La facciata esterna del Teatro fu arricchita di dettagli decorativi – come lesene e capitelli ionici – che le conferirono un aspetto elegante, sobrio e raffinato; quella stessa coerenza stilistica si ritrovava nell’eleganza degli interni, sebbene più sfarzosi, impreziositi da affreschi, festoni e fregi di cartapesta dorata, per non parlare del sipario decorato da un dipinto a tempera raffigurante l’ingresso di Azzone Visconti a Lecco. Tale ricercatezza rifletteva lo status dei committenti: il Teatro fu voluto da un’élite ristretta di famiglie lecchesi, nobili e dell’alta borghesia, che ne richiesero la costruzione proprio in piazza Garibaldi, nell’area nota un tempo come “El Pràa”.

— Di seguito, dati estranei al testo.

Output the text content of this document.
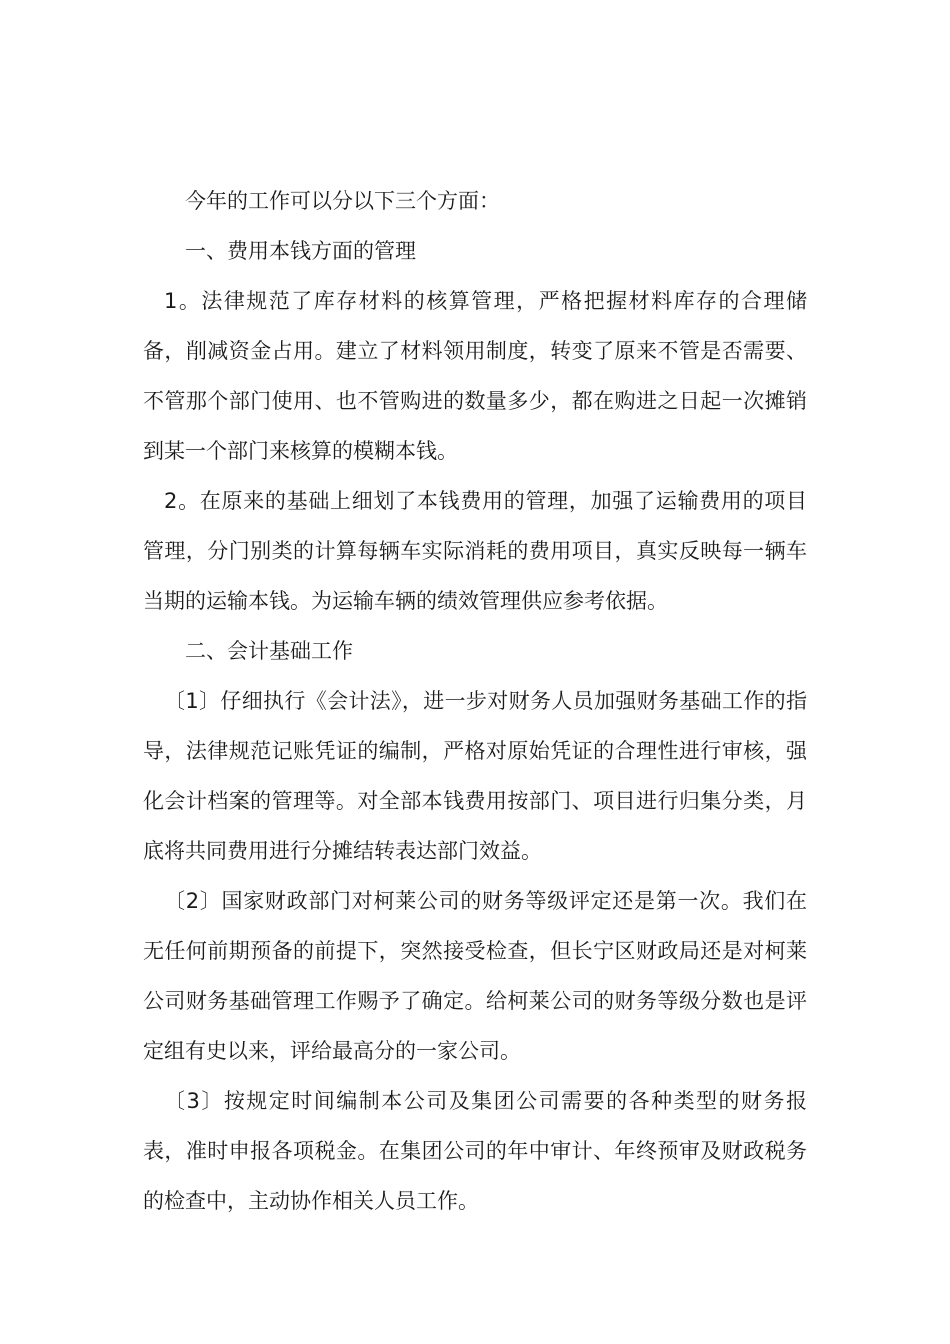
今年的工作可以分以下三个方面：

一、费用本钱方面的管理

1。法律规范了库存材料的核算管理，严格把握材料库存的合理储备，削减资金占用。建立了材料领用制度，转变了原来不管是否需要、不管那个部门使用、也不管购进的数量多少，都在购进之日起一次摊销到某一个部门来核算的模糊本钱。

2。在原来的基础上细划了本钱费用的管理，加强了运输费用的项目管理，分门别类的计算每辆车实际消耗的费用项目，真实反映每一辆车当期的运输本钱。为运输车辆的绩效管理供应参考依据。

二、会计基础工作

〔1〕仔细执行《会计法》，进一步对财务人员加强财务基础工作的指导，法律规范记账凭证的编制，严格对原始凭证的合理性进行审核，强化会计档案的管理等。对全部本钱费用按部门、项目进行归集分类，月底将共同费用进行分摊结转表达部门效益。

〔2〕国家财政部门对柯莱公司的财务等级评定还是第一次。我们在无任何前期预备的前提下，突然接受检查，但长宁区财政局还是对柯莱公司财务基础管理工作赐予了确定。给柯莱公司的财务等级分数也是评定组有史以来，评给最高分的一家公司。

〔3〕按规定时间编制本公司及集团公司需要的各种类型的财务报表，准时申报各项税金。在集团公司的年中审计、年终预审及财政税务的检查中，主动协作相关人员工作。
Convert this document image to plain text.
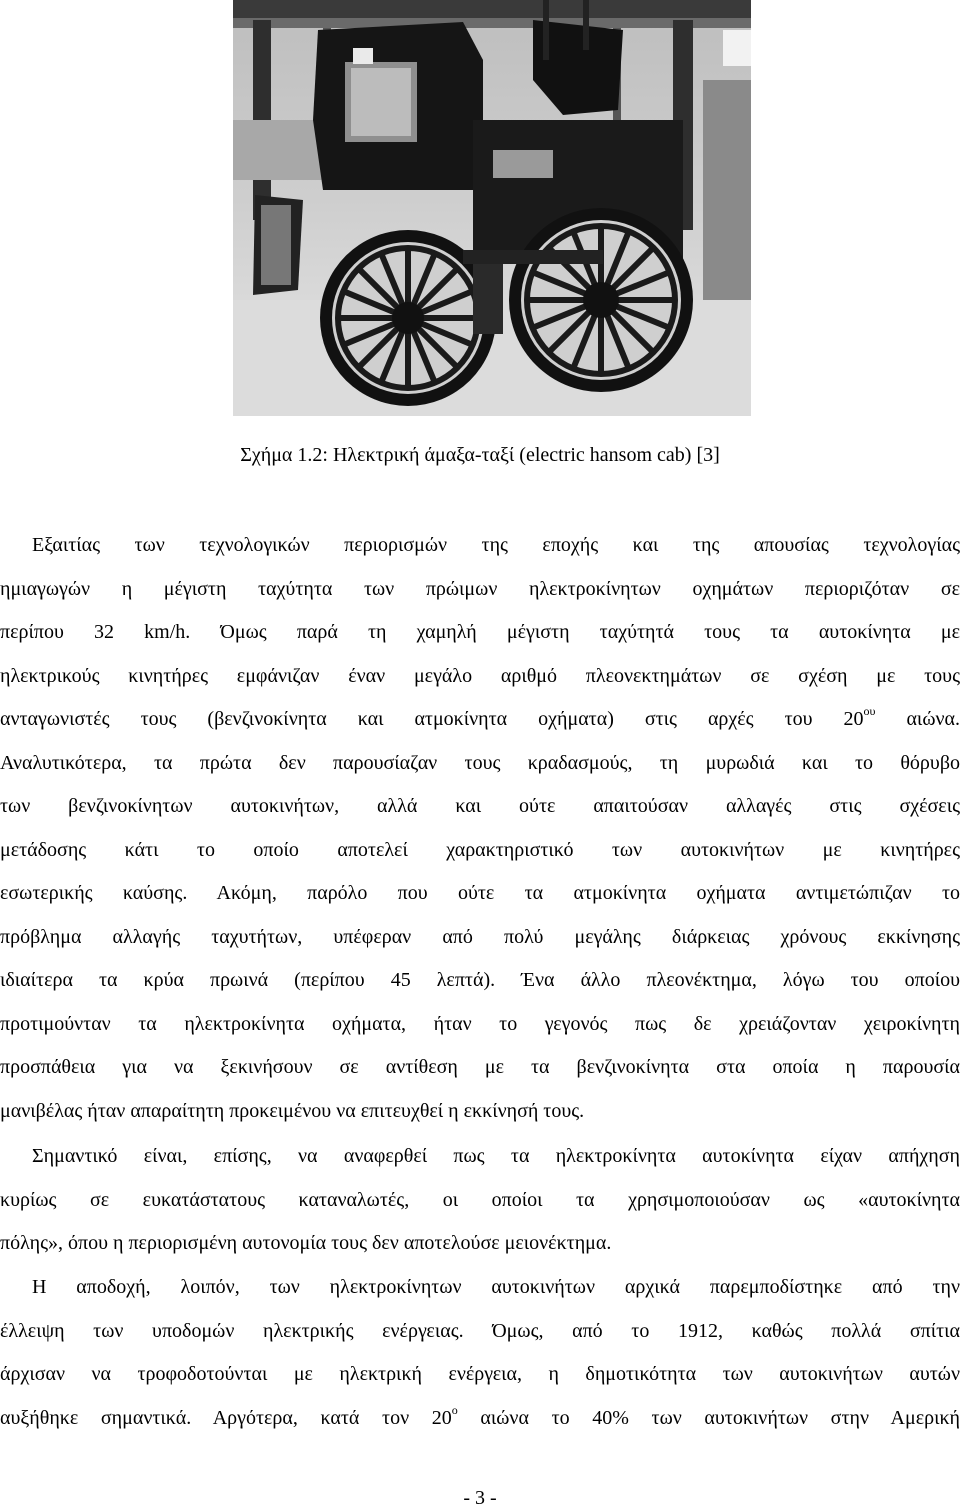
Σχήμα 1.2: Ηλεκτρική άμαξα-ταξί (electric hansom cab) [3]
Εξαιτίας των τεχνολογικών περιορισμών της εποχής και της απουσίας τεχνολογίας
ημιαγωγών η μέγιστη ταχύτητα των πρώιμων ηλεκτροκίνητων οχημάτων περιοριζόταν σε
περίπου 32 km/h. Όμως παρά τη χαμηλή μέγιστη ταχύτητά τους τα αυτοκίνητα με
ηλεκτρικούς κινητήρες εμφάνιζαν έναν μεγάλο αριθμό πλεονεκτημάτων σε σχέση με τους
ανταγωνιστές τους (βενζινοκίνητα και ατμοκίνητα οχήματα) στις αρχές του $20^{o\upsilon}$ αιώνα.
Αναλυτικότερα, τα πρώτα δεν παρουσίαζαν τους κραδασμούς, τη μυρωδιά και το θόρυβο
των βενζινοκίνητων αυτοκινήτων, αλλά και ούτε απαιτούσαν αλλαγές στις σχέσεις
μετάδοσης κάτι το οποίο αποτελεί χαρακτηριστικό των αυτοκινήτων με κινητήρες
εσωτερικής καύσης. Ακόμη, παρόλο που ούτε τα ατμοκίνητα οχήματα αντιμετώπιζαν το
πρόβλημα αλλαγής ταχυτήτων, υπέφεραν από πολύ μεγάλης διάρκειας χρόνους εκκίνησης
ιδιαίτερα τα κρύα πρωινά (περίπου 45 λεπτά). Ένα άλλο πλεονέκτημα, λόγω του οποίου
προτιμούνταν τα ηλεκτροκίνητα οχήματα, ήταν το γεγονός πως δε χρειάζονταν χειροκίνητη
προσπάθεια για να ξεκινήσουν σε αντίθεση με τα βενζινοκίνητα στα οποία η παρουσία
μανιβέλας ήταν απαραίτητη προκειμένου να επιτευχθεί η εκκίνησή τους.
Σημαντικό είναι, επίσης, να αναφερθεί πως τα ηλεκτροκίνητα αυτοκίνητα είχαν απήχηση
κυρίως σε ευκατάστατους καταναλωτές, οι οποίοι τα χρησιμοποιούσαν ως «αυτοκίνητα
πόλης», όπου η περιορισμένη αυτονομία τους δεν αποτελούσε μειονέκτημα.
Η αποδοχή, λοιπόν, των ηλεκτροκίνητων αυτοκινήτων αρχικά παρεμποδίστηκε από την
έλλειψη των υποδομών ηλεκτρικής ενέργειας. Όμως, από το 1912, καθώς πολλά σπίτια
άρχισαν να τροφοδοτούνται με ηλεκτρική ενέργεια, η δημοτικότητα των αυτοκινήτων αυτών
αυξήθηκε σημαντικά. Αργότερα, κατά τον $20^o$ αιώνα το 40% των αυτοκινήτων στην Αμερική
- 3 -
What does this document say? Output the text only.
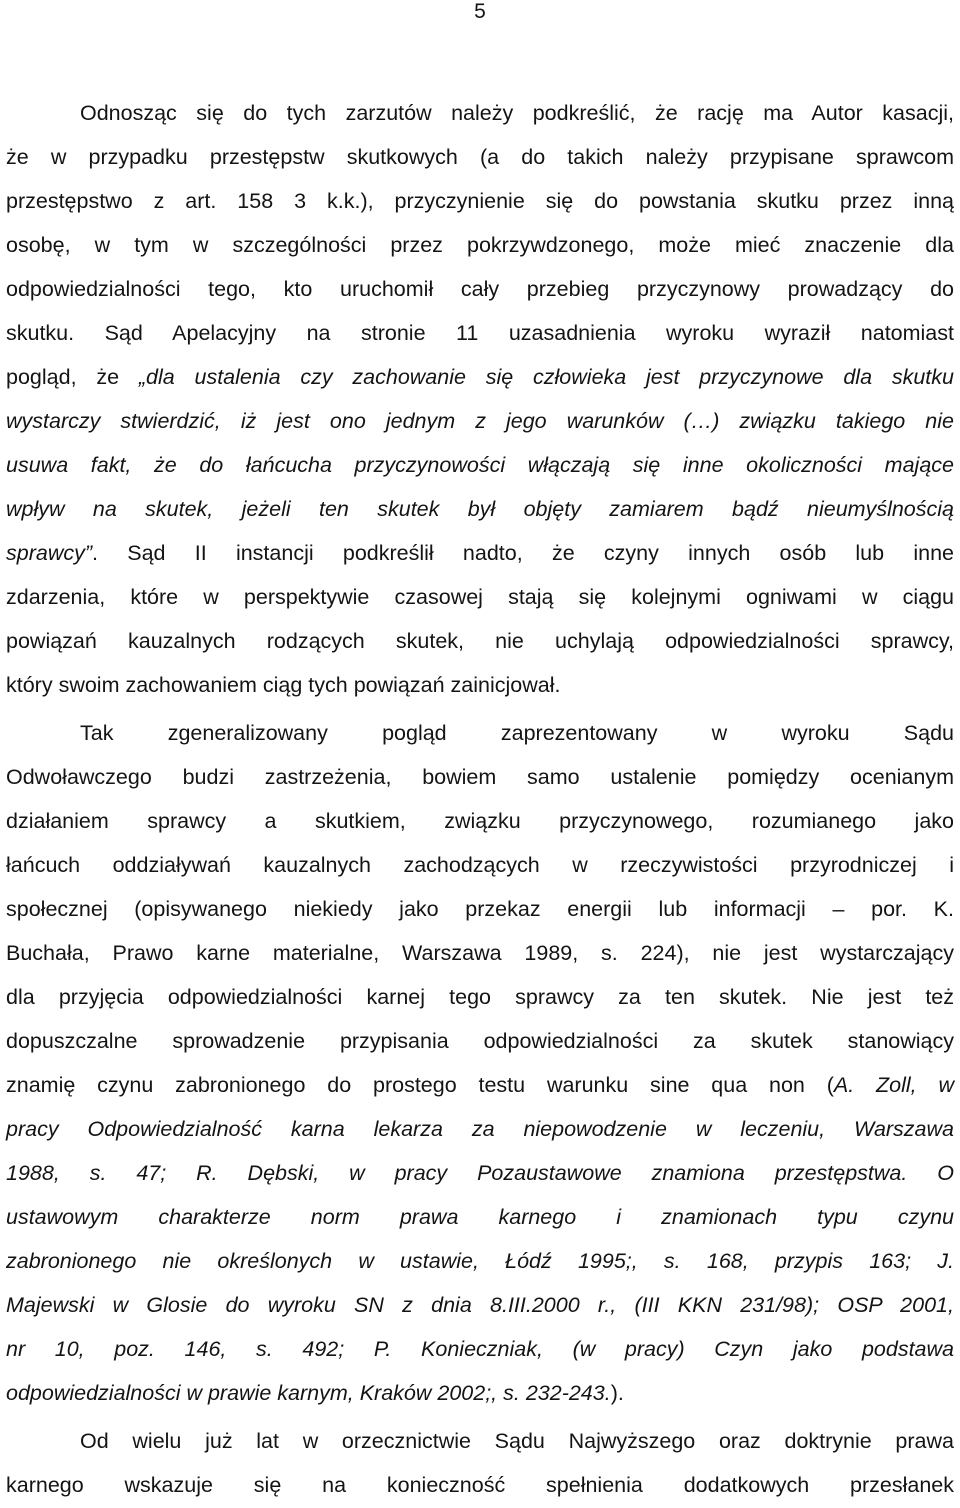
5
Odnosząc się do tych zarzutów należy podkreślić, że rację ma Autor kasacji,
że w przypadku przestępstw skutkowych (a do takich należy przypisane sprawcom
przestępstwo z art. 158 3 k.k.), przyczynienie się do powstania skutku przez inną
osobę, w tym w szczególności przez pokrzywdzonego, może mieć znaczenie dla
odpowiedzialności tego, kto uruchomił cały przebieg przyczynowy prowadzący do
skutku. Sąd Apelacyjny na stronie 11 uzasadnienia wyroku wyraził natomiast
pogląd, że „dla ustalenia czy zachowanie się człowieka jest przyczynowe dla skutku
wystarczy stwierdzić, iż jest ono jednym z jego warunków (…) związku takiego nie
usuwa fakt, że do łańcucha przyczynowości włączają się inne okoliczności mające
wpływ na skutek, jeżeli ten skutek był objęty zamiarem bądź nieumyślnością
sprawcy”. Sąd II instancji podkreślił nadto, że czyny innych osób lub inne
zdarzenia, które w perspektywie czasowej stają się kolejnymi ogniwami w ciągu
powiązań kauzalnych rodzących skutek, nie uchylają odpowiedzialności sprawcy,
który swoim zachowaniem ciąg tych powiązań zainicjował.
Tak zgeneralizowany pogląd zaprezentowany w wyroku Sądu
Odwoławczego budzi zastrzeżenia, bowiem samo ustalenie pomiędzy ocenianym
działaniem sprawcy a skutkiem, związku przyczynowego, rozumianego jako
łańcuch oddziaływań kauzalnych zachodzących w rzeczywistości przyrodniczej i
społecznej (opisywanego niekiedy jako przekaz energii lub informacji – por. K.
Buchała, Prawo karne materialne, Warszawa 1989, s. 224), nie jest wystarczający
dla przyjęcia odpowiedzialności karnej tego sprawcy za ten skutek. Nie jest też
dopuszczalne sprowadzenie przypisania odpowiedzialności za skutek stanowiący
znamię czynu zabronionego do prostego testu warunku sine qua non (A. Zoll, w
pracy Odpowiedzialność karna lekarza za niepowodzenie w leczeniu, Warszawa
1988, s. 47; R. Dębski, w pracy Pozaustawowe znamiona przestępstwa. O
ustawowym charakterze norm prawa karnego i znamionach typu czynu
zabronionego nie określonych w ustawie, Łódź 1995;, s. 168, przypis 163; J.
Majewski w Glosie do wyroku SN z dnia 8.III.2000 r., (III KKN 231/98); OSP 2001,
nr 10, poz. 146, s. 492; P. Konieczniak, (w pracy) Czyn jako podstawa
odpowiedzialności w prawie karnym, Kraków 2002;, s. 232-243.).
Od wielu już lat w orzecznictwie Sądu Najwyższego oraz doktrynie prawa
karnego wskazuje się na konieczność spełnienia dodatkowych przesłanek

Il Teatro della Società fu ufficialmente inaugurato il 23 ottobre 1844, con la tragedia lirica “Anna Bolena” del compositore Gaetano Donizetti. Nel corso della sua storia, è stato oggetto di diversi interventi di ampliamento, ristrutturazione e restauro, che gli hanno donato il suo aspetto attuale. Primo tra questi fu l’aggiunta dell’ala laterale sinistra, progettata in stile umbertino dagli ingegneri Riccardo Badoni e Attilio Bolla nel 1884. Seguì poi un’opera di restauro, reclamata da un comitato di cittadini che volevano evitarne la soppressione e avvenuta nel biennio compreso tra il 1967 e il 1969, dopo che l’edificio era stato chiuso nel 1951 poiché ritenuto pericolante e inagibile secondo le nuove norme del tempo.

Sebbene l’intervento avesse reso il Teatro nuovamente accessibile, esso comportò la perdita degli affreschi sulla volta della sala, che rappresentavano putti e figure di ispirazione mitologica; il pittore marchigiano Orlando Sora corse ai ripari nel 1979 su incarico del Comune, ricoprendo la volta con un acrilico ritraente “Il teatro della vita”. In seguito alla gestione di una Commissione Amministratrice di nomina comunale fino al 1984, la struttura fu chiusa una seconda volta dal 1986 al 1995, a causa di lavori di adeguamento tecnologico e manutenzione straordinaria commissionati dall’Amministrazione Comunale (che aveva assunto la gestione diretta).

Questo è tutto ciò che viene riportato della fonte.